Será que relaxamento só tem a ver com praia, montanha, massagem, banho quente...? Se a arquitetura pode nos estimular, ajudar na concentração, por que não poderia nos ajudar a relaxar e desestressar?
Observe a imagem acima. Ela foi escolhida por mim de forma aleatória, com base em fatores descobertos pela ciência, que indicam se uma imagem é relaxante ou não. De acordo coma ciência, esses são os fatores comprovados científicamente que tornam uma imagem, figura ou paisagem relaxante ou não:
Fractais naturais. Esses fractais são padrões que ocorrem aleatoriamente na natureza. De acordo com a ciência, a simetria e coesão desses padrões relaxa a região do nosso cérebro que está constantemente tentando "ordenar o caos" à nossa volta.
Padrões Arquitetônicos. Da mesma forma que os fractais naturais, os padrões encontrados na Arquitetura também tem efeito relaxante em nossos cérebros. Estima-se que admirar fractais pode acelerar em até 60% a recuperação do estresse.
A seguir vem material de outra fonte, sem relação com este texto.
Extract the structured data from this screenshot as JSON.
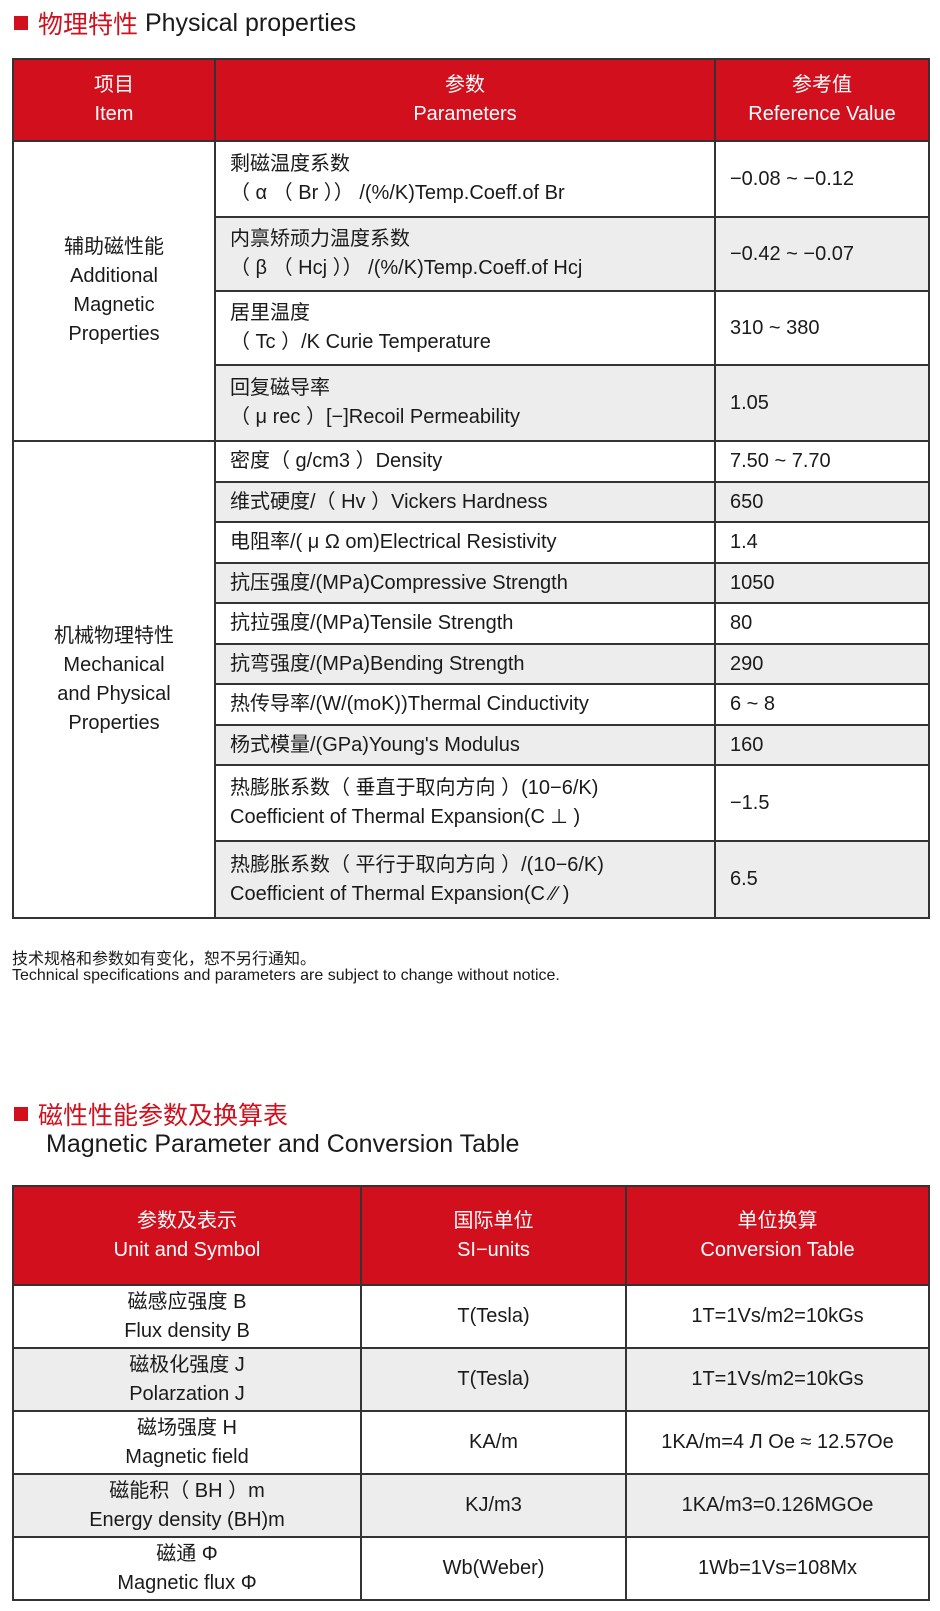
{
  "section1": {
    "title_cn": "物理特性",
    "title_en": "Physical properties"
  },
  "table1": {
    "headers": [
      {
        "cn": "项目",
        "en": "Item"
      },
      {
        "cn": "参数",
        "en": "Parameters"
      },
      {
        "cn": "参考值",
        "en": "Reference Value"
      }
    ],
    "groups": [
      {
        "cn": "辅助磁性能",
        "en1": "Additional",
        "en2": "Magnetic",
        "en3": "Properties"
      },
      {
        "cn": "机械物理特性",
        "en1": "Mechanical",
        "en2": "and Physical",
        "en3": "Properties"
      }
    ],
    "rows": [
      {
        "p1": "剩磁温度系数",
        "p2": "（ α （ Br ）） /(%/K)Temp.Coeff.of Br",
        "v": "−0.08 ~ −0.12"
      },
      {
        "p1": "内禀矫顽力温度系数",
        "p2": "（ β （ Hcj ）） /(%/K)Temp.Coeff.of Hcj",
        "v": "−0.42 ~ −0.07"
      },
      {
        "p1": "居里温度",
        "p2": "（ Tc ）/K Curie Temperature",
        "v": "310 ~ 380"
      },
      {
        "p1": "回复磁导率",
        "p2": "（ μ rec ）[−]Recoil Permeability",
        "v": "1.05"
      },
      {
        "p1": "密度（ g/cm3 ）Density",
        "v": "7.50 ~ 7.70"
      },
      {
        "p1": "维式硬度/（ Hv ）Vickers Hardness",
        "v": "650"
      },
      {
        "p1": "电阻率/( μ Ω om)Electrical Resistivity",
        "v": "1.4"
      },
      {
        "p1": "抗压强度/(MPa)Compressive Strength",
        "v": "1050"
      },
      {
        "p1": "抗拉强度/(MPa)Tensile Strength",
        "v": "80"
      },
      {
        "p1": "抗弯强度/(MPa)Bending Strength",
        "v": "290"
      },
      {
        "p1": "热传导率/(W/(moK))Thermal Cinductivity",
        "v": "6 ~ 8"
      },
      {
        "p1": "杨式模量/(GPa)Young's Modulus",
        "v": "160"
      },
      {
        "p1": "热膨胀系数（ 垂直于取向方向 ）(10−6/K)",
        "p2": "Coefficient of Thermal Expansion(C ⊥ )",
        "v": "−1.5"
      },
      {
        "p1": "热膨胀系数（ 平行于取向方向 ）/(10−6/K)",
        "p2": "Coefficient of Thermal Expansion(C ∕∕ )",
        "v": "6.5"
      }
    ]
  },
  "notes": {
    "cn": "技术规格和参数如有变化，恕不另行通知。",
    "en": "Technical specifications and parameters are subject to change without notice."
  },
  "section2": {
    "title_cn": "磁性性能参数及换算表",
    "title_en": "Magnetic Parameter and Conversion Table"
  },
  "table2": {
    "headers": [
      {
        "cn": "参数及表示",
        "en": "Unit and Symbol"
      },
      {
        "cn": "国际单位",
        "en": "SI−units"
      },
      {
        "cn": "单位换算",
        "en": "Conversion Table"
      }
    ],
    "rows": [
      {
        "cn": "磁感应强度 B",
        "en": "Flux density B",
        "si": "T(Tesla)",
        "conv": "1T=1Vs/m2=10kGs"
      },
      {
        "cn": "磁极化强度 J",
        "en": "Polarzation J",
        "si": "T(Tesla)",
        "conv": "1T=1Vs/m2=10kGs"
      },
      {
        "cn": "磁场强度 H",
        "en": "Magnetic field",
        "si": "KA/m",
        "conv": "1KA/m=4 Л Oe ≈ 12.57Oe"
      },
      {
        "cn": "磁能积（ BH ）m",
        "en": "Energy density (BH)m",
        "si": "KJ/m3",
        "conv": "1KA/m3=0.126MGOe"
      },
      {
        "cn": "磁通 Φ",
        "en": "Magnetic flux Φ",
        "si": "Wb(Weber)",
        "conv": "1Wb=1Vs=108Mx"
      }
    ]
  },
  "colors": {
    "accent": "#d20f1c",
    "row_alt": "#ededed"
  }
}
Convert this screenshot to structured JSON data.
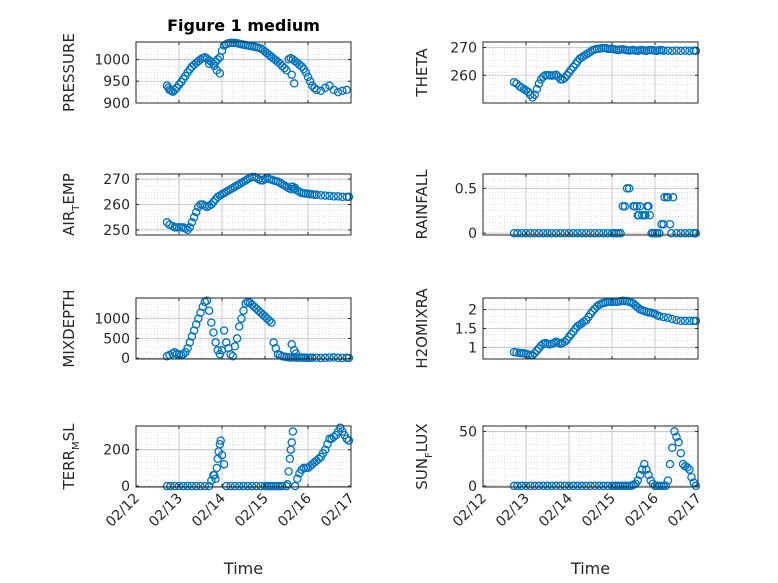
{
  "figure_title": "Figure 1 medium",
  "xlabel": "Time",
  "x_ticks": [
    "02/12",
    "02/13",
    "02/14",
    "02/15",
    "02/16",
    "02/17"
  ],
  "marker_color": "#0072BD",
  "chart_data": [
    {
      "id": "pressure",
      "type": "scatter",
      "title": "Figure 1 medium",
      "ylabel_parts": [
        "PRESSURE"
      ],
      "xlim": [
        0,
        5
      ],
      "ylim": [
        900,
        1040
      ],
      "yticks": [
        900,
        950,
        1000
      ],
      "x": [
        0.72,
        0.75,
        0.78,
        0.82,
        0.86,
        0.9,
        0.95,
        1.0,
        1.05,
        1.1,
        1.15,
        1.2,
        1.25,
        1.3,
        1.35,
        1.4,
        1.45,
        1.5,
        1.55,
        1.6,
        1.65,
        1.7,
        1.75,
        1.8,
        1.85,
        1.9,
        1.95,
        2.0,
        2.05,
        2.1,
        2.15,
        2.2,
        2.25,
        2.3,
        2.35,
        2.4,
        2.45,
        2.5,
        2.55,
        2.6,
        2.65,
        2.7,
        2.75,
        2.8,
        2.85,
        2.9,
        2.95,
        3.0,
        3.05,
        3.1,
        3.15,
        3.2,
        3.25,
        3.3,
        3.35,
        3.4,
        3.45,
        3.5,
        3.55,
        3.6,
        3.65,
        3.7,
        3.75,
        3.8,
        3.85,
        3.9,
        3.95,
        4.0,
        4.05,
        4.1,
        4.15,
        4.2,
        4.3,
        4.4,
        4.5,
        4.6,
        4.7,
        4.8,
        4.9,
        3.62,
        3.68,
        1.82,
        1.88,
        1.95,
        1.7
      ],
      "y": [
        940,
        935,
        930,
        928,
        926,
        930,
        935,
        942,
        948,
        955,
        962,
        970,
        977,
        983,
        988,
        992,
        996,
        1000,
        1003,
        1005,
        1002,
        998,
        994,
        990,
        995,
        1000,
        1005,
        1020,
        1032,
        1035,
        1037,
        1038,
        1038,
        1038,
        1037,
        1036,
        1035,
        1034,
        1033,
        1032,
        1031,
        1030,
        1029,
        1028,
        1027,
        1025,
        1022,
        1018,
        1014,
        1010,
        1006,
        1002,
        998,
        994,
        990,
        985,
        980,
        975,
        1000,
        1003,
        1000,
        996,
        992,
        988,
        984,
        978,
        970,
        960,
        950,
        940,
        934,
        930,
        928,
        935,
        940,
        930,
        925,
        928,
        930,
        965,
        945,
        985,
        975,
        968,
        990
      ]
    },
    {
      "id": "theta",
      "type": "scatter",
      "title": "",
      "ylabel_parts": [
        "THETA"
      ],
      "xlim": [
        0,
        5
      ],
      "ylim": [
        250,
        272
      ],
      "yticks": [
        260,
        270
      ],
      "x": [
        0.72,
        0.78,
        0.85,
        0.9,
        0.95,
        1.0,
        1.05,
        1.1,
        1.15,
        1.2,
        1.25,
        1.3,
        1.35,
        1.4,
        1.45,
        1.5,
        1.55,
        1.6,
        1.65,
        1.7,
        1.75,
        1.8,
        1.85,
        1.9,
        1.95,
        2.0,
        2.05,
        2.1,
        2.15,
        2.2,
        2.25,
        2.3,
        2.35,
        2.4,
        2.45,
        2.5,
        2.55,
        2.6,
        2.65,
        2.7,
        2.75,
        2.8,
        2.85,
        2.9,
        2.95,
        3.0,
        3.05,
        3.1,
        3.15,
        3.2,
        3.25,
        3.3,
        3.35,
        3.4,
        3.45,
        3.5,
        3.55,
        3.6,
        3.65,
        3.7,
        3.75,
        3.8,
        3.85,
        3.9,
        3.95,
        4.0,
        4.05,
        4.1,
        4.15,
        4.2,
        4.3,
        4.4,
        4.5,
        4.6,
        4.7,
        4.8,
        4.9,
        4.95
      ],
      "y": [
        257.5,
        257,
        256,
        255.5,
        255,
        254.5,
        254,
        253,
        252,
        253,
        255,
        257,
        258.5,
        259.5,
        260,
        260,
        260,
        259.8,
        260,
        260.2,
        259.5,
        258.5,
        258.5,
        259,
        260,
        261,
        262,
        263,
        264,
        265,
        266,
        266.5,
        267,
        267.5,
        268,
        268.5,
        269,
        269.3,
        269.5,
        269.6,
        269.7,
        269.8,
        269.8,
        269.6,
        269.5,
        269.6,
        269.4,
        269.2,
        269.1,
        269.3,
        269.4,
        269.2,
        269.0,
        268.9,
        269.0,
        269.1,
        268.9,
        268.8,
        269.0,
        269.1,
        268.9,
        268.8,
        269.0,
        269.1,
        269.0,
        268.9,
        268.8,
        269.0,
        269.1,
        268.9,
        268.9,
        268.8,
        268.9,
        268.8,
        268.9,
        268.8,
        268.9,
        268.8
      ]
    },
    {
      "id": "air_temp",
      "type": "scatter",
      "title": "",
      "ylabel_parts": [
        "AIR",
        "T",
        "EMP"
      ],
      "xlim": [
        0,
        5
      ],
      "ylim": [
        248,
        272
      ],
      "yticks": [
        250,
        260,
        270
      ],
      "x": [
        0.72,
        0.78,
        0.85,
        0.9,
        0.95,
        1.0,
        1.05,
        1.1,
        1.15,
        1.2,
        1.25,
        1.3,
        1.35,
        1.4,
        1.45,
        1.5,
        1.55,
        1.6,
        1.65,
        1.7,
        1.75,
        1.8,
        1.85,
        1.9,
        1.95,
        2.0,
        2.05,
        2.1,
        2.15,
        2.2,
        2.25,
        2.3,
        2.35,
        2.4,
        2.45,
        2.5,
        2.55,
        2.6,
        2.65,
        2.7,
        2.75,
        2.8,
        2.85,
        2.9,
        2.95,
        3.0,
        3.05,
        3.1,
        3.15,
        3.2,
        3.25,
        3.3,
        3.35,
        3.4,
        3.45,
        3.5,
        3.55,
        3.6,
        3.65,
        3.7,
        3.75,
        3.8,
        3.85,
        3.9,
        3.95,
        4.0,
        4.05,
        4.1,
        4.15,
        4.2,
        4.3,
        4.4,
        4.5,
        4.6,
        4.7,
        4.8,
        4.9,
        4.95,
        3.62,
        3.68
      ],
      "y": [
        253,
        252,
        251.5,
        251,
        251,
        251,
        251,
        251,
        250.5,
        250,
        251,
        253,
        255,
        257,
        259,
        260,
        260,
        259.5,
        259,
        259.5,
        260,
        261,
        262,
        263,
        263.5,
        264,
        264.5,
        265,
        265.5,
        266,
        266.5,
        267,
        267.5,
        268,
        268.5,
        269,
        269.5,
        270,
        270.5,
        270.8,
        270.8,
        270.5,
        270,
        269.5,
        269.5,
        270,
        270.5,
        270,
        269.8,
        269.5,
        269.2,
        269,
        268.5,
        268,
        267.5,
        267,
        266.5,
        266,
        267,
        266.5,
        265.5,
        265,
        264.5,
        264.5,
        264.3,
        264.2,
        264,
        264,
        263.8,
        263.8,
        263.6,
        263.5,
        263.4,
        263.2,
        263.2,
        263,
        263,
        263,
        267,
        266
      ]
    },
    {
      "id": "rainfall",
      "type": "scatter",
      "title": "",
      "ylabel_parts": [
        "RAINFALL"
      ],
      "xlim": [
        0,
        5
      ],
      "ylim": [
        -0.02,
        0.66
      ],
      "yticks": [
        0,
        0.5
      ],
      "x": [
        0.72,
        0.8,
        0.9,
        1.0,
        1.1,
        1.2,
        1.3,
        1.4,
        1.5,
        1.6,
        1.7,
        1.8,
        1.9,
        2.0,
        2.1,
        2.2,
        2.3,
        2.4,
        2.5,
        2.6,
        2.7,
        2.8,
        2.9,
        3.0,
        3.05,
        3.1,
        3.15,
        3.2,
        3.25,
        3.3,
        3.35,
        3.4,
        3.5,
        3.52,
        3.58,
        3.6,
        3.62,
        3.65,
        3.7,
        3.75,
        3.78,
        3.82,
        3.85,
        3.88,
        3.92,
        3.95,
        4.0,
        4.05,
        4.1,
        4.15,
        4.2,
        4.22,
        4.28,
        4.3,
        4.35,
        4.38,
        4.42,
        4.5,
        4.6,
        4.7,
        4.8,
        4.9,
        4.95
      ],
      "y": [
        0,
        0,
        0,
        0,
        0,
        0,
        0,
        0,
        0,
        0,
        0,
        0,
        0,
        0,
        0,
        0,
        0,
        0,
        0,
        0,
        0,
        0,
        0,
        0,
        0,
        0,
        0,
        0,
        0.3,
        0.3,
        0.5,
        0.5,
        0.3,
        0.3,
        0.3,
        0.2,
        0.2,
        0.3,
        0.2,
        0.2,
        0.2,
        0.3,
        0.3,
        0.2,
        0,
        0,
        0,
        0,
        0,
        0.1,
        0.1,
        0.4,
        0.4,
        0.4,
        0.1,
        0,
        0.4,
        0,
        0,
        0,
        0,
        0,
        0
      ]
    },
    {
      "id": "mixdepth",
      "type": "scatter",
      "title": "",
      "ylabel_parts": [
        "MIXDEPTH"
      ],
      "xlim": [
        0,
        5
      ],
      "ylim": [
        -20,
        1520
      ],
      "yticks": [
        0,
        500,
        1000
      ],
      "x": [
        0.72,
        0.78,
        0.85,
        0.9,
        0.95,
        1.0,
        1.05,
        1.1,
        1.15,
        1.2,
        1.25,
        1.3,
        1.35,
        1.4,
        1.45,
        1.5,
        1.55,
        1.6,
        1.65,
        1.7,
        1.75,
        1.8,
        1.85,
        1.9,
        1.95,
        2.0,
        2.05,
        2.1,
        2.15,
        2.2,
        2.25,
        2.3,
        2.35,
        2.4,
        2.45,
        2.5,
        2.55,
        2.6,
        2.65,
        2.7,
        2.75,
        2.8,
        2.85,
        2.9,
        2.95,
        3.0,
        3.05,
        3.1,
        3.15,
        3.2,
        3.25,
        3.3,
        3.35,
        3.4,
        3.45,
        3.5,
        3.55,
        3.6,
        3.65,
        3.7,
        3.75,
        3.8,
        3.85,
        3.9,
        3.95,
        4.0,
        4.05,
        4.1,
        4.2,
        4.3,
        4.4,
        4.5,
        4.6,
        4.7,
        4.8,
        4.9,
        4.95,
        3.62,
        3.68,
        3.72
      ],
      "y": [
        50,
        80,
        120,
        150,
        100,
        100,
        80,
        100,
        150,
        250,
        400,
        550,
        700,
        850,
        1000,
        1150,
        1300,
        1420,
        1450,
        1200,
        900,
        650,
        400,
        200,
        100,
        200,
        700,
        400,
        250,
        100,
        50,
        300,
        500,
        800,
        1000,
        1200,
        1380,
        1420,
        1400,
        1350,
        1300,
        1250,
        1200,
        1150,
        1100,
        1050,
        1000,
        950,
        900,
        400,
        250,
        100,
        80,
        50,
        40,
        30,
        20,
        15,
        20,
        15,
        10,
        20,
        10,
        15,
        10,
        5,
        10,
        15,
        10,
        5,
        10,
        15,
        20,
        10,
        5,
        10,
        5,
        350,
        200,
        120
      ]
    },
    {
      "id": "h2omixra",
      "type": "scatter",
      "title": "",
      "ylabel_parts": [
        "H2OMIXRA"
      ],
      "xlim": [
        0,
        5
      ],
      "ylim": [
        0.7,
        2.3
      ],
      "yticks": [
        1,
        1.5,
        2
      ],
      "x": [
        0.72,
        0.78,
        0.85,
        0.9,
        0.95,
        1.0,
        1.05,
        1.1,
        1.15,
        1.2,
        1.25,
        1.3,
        1.35,
        1.4,
        1.45,
        1.5,
        1.55,
        1.6,
        1.65,
        1.7,
        1.75,
        1.8,
        1.85,
        1.9,
        1.95,
        2.0,
        2.05,
        2.1,
        2.15,
        2.2,
        2.25,
        2.3,
        2.35,
        2.4,
        2.45,
        2.5,
        2.55,
        2.6,
        2.65,
        2.7,
        2.75,
        2.8,
        2.85,
        2.9,
        2.95,
        3.0,
        3.05,
        3.1,
        3.15,
        3.2,
        3.25,
        3.3,
        3.35,
        3.4,
        3.45,
        3.5,
        3.55,
        3.6,
        3.65,
        3.7,
        3.75,
        3.8,
        3.85,
        3.9,
        3.95,
        4.0,
        4.05,
        4.1,
        4.2,
        4.3,
        4.4,
        4.5,
        4.6,
        4.7,
        4.8,
        4.9,
        4.95
      ],
      "y": [
        0.88,
        0.87,
        0.86,
        0.85,
        0.85,
        0.83,
        0.82,
        0.8,
        0.8,
        0.85,
        0.92,
        0.98,
        1.05,
        1.1,
        1.12,
        1.1,
        1.08,
        1.1,
        1.12,
        1.15,
        1.13,
        1.1,
        1.12,
        1.15,
        1.2,
        1.28,
        1.35,
        1.42,
        1.5,
        1.56,
        1.6,
        1.64,
        1.68,
        1.72,
        1.8,
        1.88,
        1.95,
        2.02,
        2.08,
        2.12,
        2.15,
        2.17,
        2.18,
        2.2,
        2.2,
        2.2,
        2.2,
        2.2,
        2.2,
        2.22,
        2.23,
        2.22,
        2.22,
        2.2,
        2.18,
        2.15,
        2.1,
        2.05,
        2.0,
        1.98,
        1.96,
        1.94,
        1.92,
        1.92,
        1.9,
        1.88,
        1.85,
        1.82,
        1.8,
        1.78,
        1.75,
        1.72,
        1.7,
        1.7,
        1.7,
        1.7,
        1.7
      ]
    },
    {
      "id": "terr_msl",
      "type": "scatter",
      "title": "",
      "ylabel_parts": [
        "TERR",
        "M",
        "SL"
      ],
      "xlim": [
        0,
        5
      ],
      "ylim": [
        -5,
        330
      ],
      "yticks": [
        0,
        200
      ],
      "x": [
        0.72,
        0.8,
        0.9,
        1.0,
        1.1,
        1.2,
        1.3,
        1.4,
        1.5,
        1.6,
        1.7,
        1.75,
        1.8,
        1.82,
        1.85,
        1.88,
        1.9,
        1.92,
        1.95,
        1.97,
        2.0,
        2.05,
        2.1,
        2.2,
        2.3,
        2.4,
        2.5,
        2.6,
        2.7,
        2.8,
        2.9,
        3.0,
        3.05,
        3.1,
        3.15,
        3.2,
        3.25,
        3.3,
        3.35,
        3.4,
        3.5,
        3.52,
        3.55,
        3.58,
        3.6,
        3.62,
        3.65,
        3.7,
        3.75,
        3.8,
        3.85,
        3.9,
        3.95,
        4.0,
        4.05,
        4.1,
        4.15,
        4.2,
        4.25,
        4.3,
        4.35,
        4.4,
        4.45,
        4.5,
        4.55,
        4.6,
        4.65,
        4.7,
        4.75,
        4.8,
        4.85,
        4.9,
        4.95
      ],
      "y": [
        0,
        0,
        0,
        0,
        0,
        0,
        0,
        0,
        0,
        0,
        0,
        30,
        60,
        60,
        40,
        100,
        150,
        190,
        230,
        250,
        170,
        120,
        0,
        0,
        0,
        0,
        0,
        0,
        0,
        0,
        0,
        0,
        0,
        0,
        0,
        0,
        0,
        0,
        0,
        0,
        0,
        10,
        80,
        150,
        200,
        240,
        300,
        0,
        40,
        70,
        90,
        100,
        100,
        100,
        110,
        120,
        130,
        140,
        150,
        160,
        180,
        200,
        230,
        260,
        260,
        270,
        280,
        300,
        320,
        300,
        280,
        260,
        250
      ]
    },
    {
      "id": "sun_flux",
      "type": "scatter",
      "title": "",
      "ylabel_parts": [
        "SUN",
        "F",
        "LUX"
      ],
      "xlim": [
        0,
        5
      ],
      "ylim": [
        -1,
        55
      ],
      "yticks": [
        0,
        50
      ],
      "x": [
        0.72,
        0.8,
        0.9,
        1.0,
        1.1,
        1.2,
        1.3,
        1.4,
        1.5,
        1.6,
        1.7,
        1.8,
        1.9,
        2.0,
        2.1,
        2.2,
        2.3,
        2.4,
        2.5,
        2.6,
        2.7,
        2.8,
        2.9,
        3.0,
        3.05,
        3.1,
        3.15,
        3.2,
        3.25,
        3.3,
        3.35,
        3.4,
        3.45,
        3.5,
        3.55,
        3.6,
        3.65,
        3.7,
        3.75,
        3.8,
        3.85,
        3.9,
        3.95,
        4.0,
        4.05,
        4.1,
        4.15,
        4.2,
        4.25,
        4.3,
        4.35,
        4.4,
        4.45,
        4.5,
        4.55,
        4.6,
        4.65,
        4.7,
        4.75,
        4.8,
        4.85,
        4.9,
        4.95
      ],
      "y": [
        0,
        0,
        0,
        0,
        0,
        0,
        0,
        0,
        0,
        0,
        0,
        0,
        0,
        0,
        0,
        0,
        0,
        0,
        0,
        0,
        0,
        0,
        0,
        0,
        0,
        0,
        0,
        0,
        0,
        0,
        0,
        0,
        0,
        1,
        2,
        5,
        10,
        15,
        20,
        15,
        10,
        5,
        2,
        0,
        0,
        0,
        0,
        0,
        0,
        5,
        20,
        35,
        50,
        45,
        40,
        30,
        20,
        18,
        17,
        15,
        8,
        3,
        0
      ]
    }
  ]
}
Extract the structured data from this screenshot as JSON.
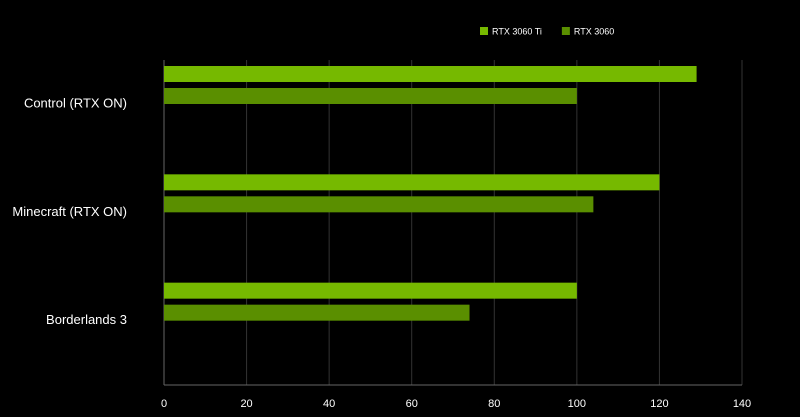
{
  "chart_data": {
    "type": "hbar",
    "categories": [
      "Control (RTX ON)",
      "Minecraft (RTX ON)",
      "Borderlands 3"
    ],
    "series": [
      {
        "name": "RTX 3060 Ti",
        "color": "#76b900",
        "values": [
          129,
          120,
          100
        ]
      },
      {
        "name": "RTX 3060",
        "color": "#5a8f00",
        "values": [
          100,
          104,
          74
        ]
      }
    ],
    "xlim": [
      0,
      140
    ],
    "xticks": [
      0,
      20,
      40,
      60,
      80,
      100,
      120,
      140
    ],
    "grid": true
  }
}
Paisagens verdejantes. Apesar de estamos acostumados a viver em selvas-de-pedra, é muito comum nós, seres humanos, sentirmos vontade de fugir para a natureza de vez em quando. E não é atoa, cientistas descobriram que estar em contato com a natureza ajuda a regular pressão sanguínea, e que uma dose diária de 30 minutos de "natureza" por dia é o suficiente para garantir sua saúde mental e física.
O mar. É sabido que pessoas que vivem em regiões litorâneas costumam ser mais "calmas e tranquilas" do que as que vivem em grandes centros urbanos. Mas você já se perguntou por quê? Alguns estudos sugerem que o ritmo natural do oceano produz um efeito calmante no cérebro. Imagens do oceano também relaxam pois lembram você do vai e vem das ondas.
Bichinhos fofinhos. Todo mundo adora ver fotos de bichos fofos, e a ciência descobriu por quê. Parece que as imagens de animais fofinhos ajuda as pessoas a manterem o foco, principalmente porque elas ativam nosso instinto maternal/paternal, que nos força a manter o foco no recém nascido para garantir sua sobrevivência.
Linhas curvas. Essa já é uma velha conhecida. Um estudo comprovou que nós nos sentimos mais atraídos pelas formas curvas, por diversos motivos: seja porque as curvas nos são menos ameaçadoras, ou porque elas ativam a região do nosso cérebro responsável pelo desejo sexual.
A cor azul. Se você anda estressadinho, é melhor começar a se cercar de objetos de cor azul. Psicólogos descobriram que admirar a cor azul reduz a ansiedade, além de ser uma cor geralmente associada pelas pessoas à calma, tranquilidade e paz.
As Belas Artes. Não é a toa que a arte ainda domina as principais galerias de todo o mundo. Nossos cérebros são atraídos pela suavidade e volumosidade das formas e cores. Neuroscientistas descobriram durante um estudo que quando as pessoas observavam as pinturas mais famosas do mundo (desde a Monalisa de Leonardo DaVinci até Uma vista no Stour, de John Constable), elas começavam a sentir prazer, reduziam a capacidade de tomar decosões e aumentavam a dopamina (o hormônio da felicidade). Surpreendente, o efeito continuava mesmo quando os observadores não sabiam que a pintura que eles observavam era uma das mais famosas do mundo.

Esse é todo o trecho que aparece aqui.